The Vestal Town Board recently voted to adjourn the public hearing – which means it can be revisited at a later date – on the proposed law after it received criticism from residents.
The problem isn’t with regulating wind energy generators, said Tom Murphy, a member of the South West Vestal Neighborhood Association. Rather, he said, the trouble is with the ambiguity of the submitted legislation.
Using words such as “may” instead of “shall” leaves open too many holes for possible abuse of the ordinance, Murphy said, adding the proposed law gives landowners and others the ability to erect commercial-grade wind emergency generators – which can reach up to 400 feet in height – on any rural residential neighborhood.
“This is something everybody in a rural residential neighborhood should know about it,” he said of the proposed ordinance.
Also troublesome, Murphy said, is the legislation’s failure to mention energy parks, areas where several commercial wind generators would be constructed.
“These laws don’t say anything about that,” he said.
Board member Fran Majewski said he thinks the proposed law needs some changes, specifically when it comes to small residential wind energy generator systems.

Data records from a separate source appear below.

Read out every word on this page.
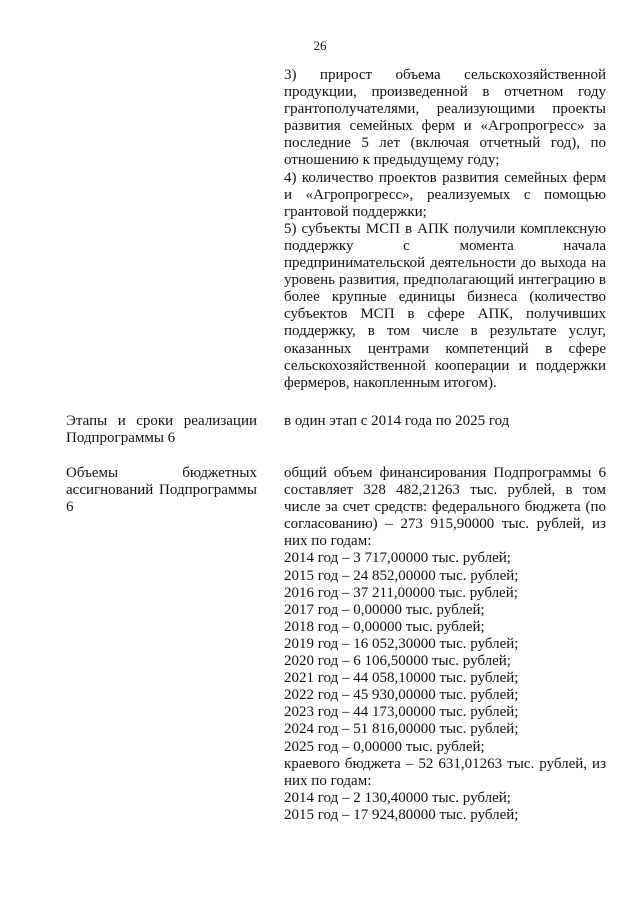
26

3) прирост объема сельскохозяйственной продукции, произведенной в отчетном году грантополучателями, реализующими проекты развития семейных ферм и «Агропрогресс» за последние 5 лет (включая отчетный год), по отношению к предыдущему году;

4) количество проектов развития семейных ферм и «Агропрогресс», реализуемых с помощью грантовой поддержки;

5) субъекты МСП в АПК получили комплексную поддержку с момента начала предпринимательской деятельности до выхода на уровень развития, предполагающий интеграцию в более крупные единицы бизнеса (количество субъектов МСП в сфере АПК, получивших поддержку, в том числе в результате услуг, оказанных центрами компетенций в сфере сельскохозяйственной кооперации и поддержки фермеров, накопленным итогом).

Этапы и сроки реализации Подпрограммы 6

в один этап с 2014 года по 2025 год

Объемы бюджетных ассигнований Подпрограммы 6

общий объем финансирования Подпрограммы 6 составляет 328 482,21263 тыс. рублей, в том числе за счет средств: федерального бюджета (по согласованию) – 273 915,90000 тыс. рублей, из них по годам:

2014 год – 3 717,00000 тыс. рублей;

2015 год – 24 852,00000 тыс. рублей;

2016 год – 37 211,00000 тыс. рублей;

2017 год – 0,00000 тыс. рублей;

2018 год – 0,00000 тыс. рублей;

2019 год – 16 052,30000 тыс. рублей;

2020 год – 6 106,50000 тыс. рублей;

2021 год – 44 058,10000 тыс. рублей;

2022 год – 45 930,00000 тыс. рублей;

2023 год – 44 173,00000 тыс. рублей;

2024 год – 51 816,00000 тыс. рублей;

2025 год – 0,00000 тыс. рублей;

краевого бюджета – 52 631,01263 тыс. рублей, из них по годам:

2014 год – 2 130,40000 тыс. рублей;

2015 год – 17 924,80000 тыс. рублей;
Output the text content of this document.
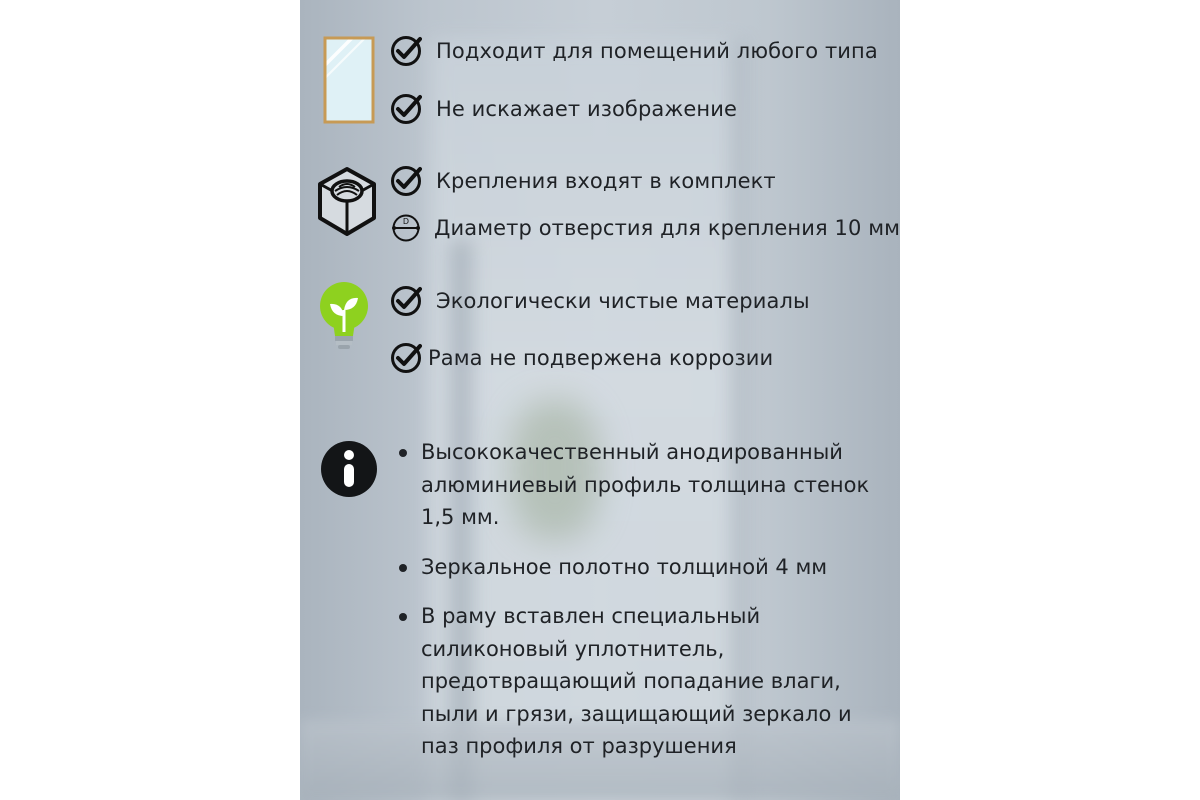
Подходит для помещений любого типа
Не искажает изображение
Крепления входят в комплект
D Диаметр отверстия для крепления 10 мм
Экологически чистые материалы
Рама не подвержена коррозии
Высококачественный анодированный алюминиевый профиль толщина стенок 1,5 мм.
Зеркальное полотно толщиной 4 мм
В раму вставлен специальный силиконовый уплотнитель, предотвращающий попадание влаги, пыли и грязи, защищающий зеркало и паз профиля от разрушения
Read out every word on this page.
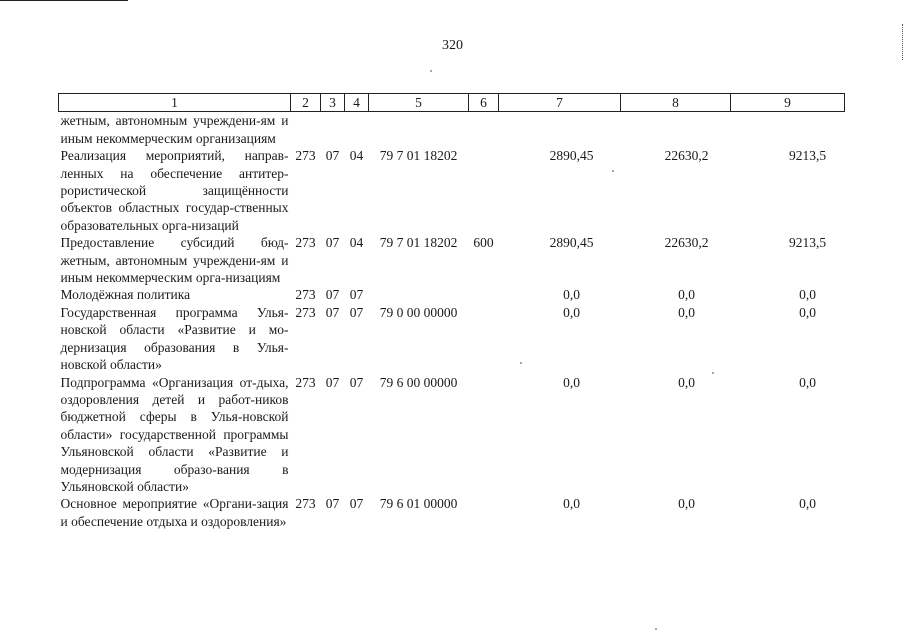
320
1	2	3	4	5	6	7	8	9
жетным, автономным учреждени-ям и иным некоммерческим организациям								
Реализация мероприятий, направ-ленных на обеспечение антитер-рористической защищённости объектов областных государ-ственных образовательных орга-низаций	273	07	04	79 7 01 18202		2890,45	22630,2	9213,5
Предоставление субсидий бюд-жетным, автономным учреждени-ям и иным некоммерческим орга-низациям	273	07	04	79 7 01 18202	600	2890,45	22630,2	9213,5
Молодёжная политика	273	07	07			0,0	0,0	0,0
Государственная программа Улья-новской области «Развитие и мо-дернизация образования в Улья-новской области»	273	07	07	79 0 00 00000		0,0	0,0	0,0
Подпрограмма «Организация от-дыха, оздоровления детей и работ-ников бюджетной сферы в Улья-новской области» государственной программы Ульяновской области «Развитие и модернизация образо-вания в Ульяновской области»	273	07	07	79 6 00 00000		0,0	0,0	0,0
Основное мероприятие «Органи-зация и обеспечение отдыха и оздоровления»	273	07	07	79 6 01 00000		0,0	0,0	0,0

Many are the size of satellite dishes, he said, so he sees no problem allowing homeowners to install them in neighborhoods other than those that are rural residential.
In the near future, the wind systems will likely get even smaller, making them even more desirable for individuals, Majewski said.
“I don’t like the way it’s written right now,” he said. “I think it’s too restrictive for what’s coming down the road.”
The New York State Energy and Research Development Authority – www.nyserda.org – has information on best practices for municipalities when it comes to wind energy generator legislation, recommending towns adopt formal comprehensive plans for dealing with it, Murphy said.
That’s something Vestal officials should look at so they can not only address small wind generators that supply electricity to a household, but also regulate commercial wind generators that are far bigger and can affect many town residents’ lives, he added.